Więc, pewnie każdy z was zna kryptydę "The Rake". Nie wyobrażam sobie, żeby ktoś go nie znał - bladej, wychudzonej, humanoidalnej kryptydy. Historię tą opowiedziała mi ciocia, która nawet miała do tego solidnych świadków. Kiedy była mała, gdzieś w wieku 10, może 13 lat, poszła razem z dwójką znajomych na łąkę, na którą zwykli chodzić. Nagle zauważyli, że w trawie coś siedzi. W grupce nastąpiło poruszenie, ale szybko przekonali się, że mógł to być pan, który wypasał tam krowy. Prawda została jednak ujawniona, kiedy podeszli bliżej, na odległość ok. 15 metrów, kreatura odwróciła szybko głowę w ich stronę, a następnie zaczęła robić susy w trawie, uciekając w las. Mówiąc "susy" mam na myśli sposób, w którym poruszają się np. sarny. Wiecie o co chodzi? Właśnie.
Niestety, o tej istocie była to ostatnia wzmianka, więc prawdopodobnie nigdy nie dowiemy się niczego więcej.
Kolejne o czym chce powiedzieć, to zdarzenia z rzędu tych paranormalnych. Normalnym jest, że w mniejszych czy większych wsiach istnieją legendy, przesądy i oczywiście historie o duchach. Przez teren na którym żyje, przeszedł front pierwszej wojny światowej. W lesie nocą, w określonym miejscu słychać czasem dźwięk łańcuchów, ale to... mniej istotne. Akurat ja nie miałem zbyt wielu doznań z rzędu paranormalnych, więc dopóki sobie nie przypomnę, to mało teraz napiszę na ten temat.

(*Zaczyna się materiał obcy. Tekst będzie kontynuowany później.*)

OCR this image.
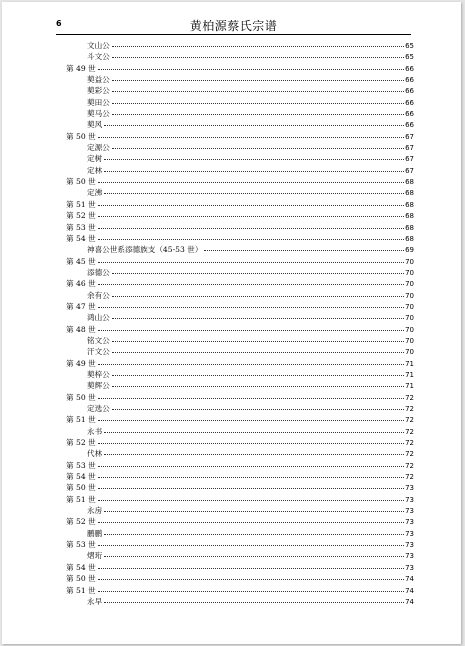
6	黄柏源蔡氏宗谱
文山公	65
斗文公	65
第 49 世	66
葜益公	66
葜彩公	66
葜田公	66
葜马公	66
葜风	66
第 50 世	67
定源公	67
定树	67
定林	67
第 50 世	68
定沸	68
第 51 世	68
第 52 世	68
第 53 世	68
第 54 世	68
神喜公世系添德族支（45-53 世）	69
第 45 世	70
添德公	70
第 46 世	70
余有公	70
第 47 世	70
鸿山公	70
第 48 世	70
铭文公	70
汗文公	70
第 49 世	71
葜梓公	71
葜辉公	71
第 50 世	72
定选公	72
第 51 世	72
永书	72
第 52 世	72
代林	72
第 53 世	72
第 54 世	72
第 50 世	73
第 51 世	73
永房	73
第 52 世	73
鹏鹏	73
第 53 世	73
熠珩	73
第 54 世	73
第 50 世	74
第 51 世	74
永早	74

Wracając do kryptydy. Czy to, że przez lasy przeszedł front mogło jakoś sprowadzić ją tu po wojnie? Coś w stylu żerowiska? Co o tym jeszcze mogę powiedzieć, to historia opowiedziana mi przez (zgadnijcie kogo) moją ciocię. Miała może z 17 lat kiedy to się stało. Historia nie należy do zbyt przerażających, ale jest bardzo warta do opowiedzenia. Moja ciocia, wraz ze swoją przyjaciółką szły przez śnieg w stronę budki leśniczego, znajdującej się przy granicy lasu. Oczywiście, szły tam aby zapalić, w końcu nie były jeszcze pełnoletnie. Kiedy były już bardzo blisko, to zobaczyły, że na śniegu coś leży. Była to odcięta głowa świni. Leżała na śniegu, na ok. 40cm śniegu. Leżała, jakby ktoś ją tam odłożył, ale wokół nie było żadnych śladów, a śnieg nie padał już od jakiegoś czasu. Jak ta głowa się tam znalazła? Dzikie zwierzęta? Ale przecież najbliższe gospodarstwo posiadające świnie było z 2 kilometry z dala od tego miejsca. I gdzie były ślady? Czemu zwierze ją poprostu zostawiło?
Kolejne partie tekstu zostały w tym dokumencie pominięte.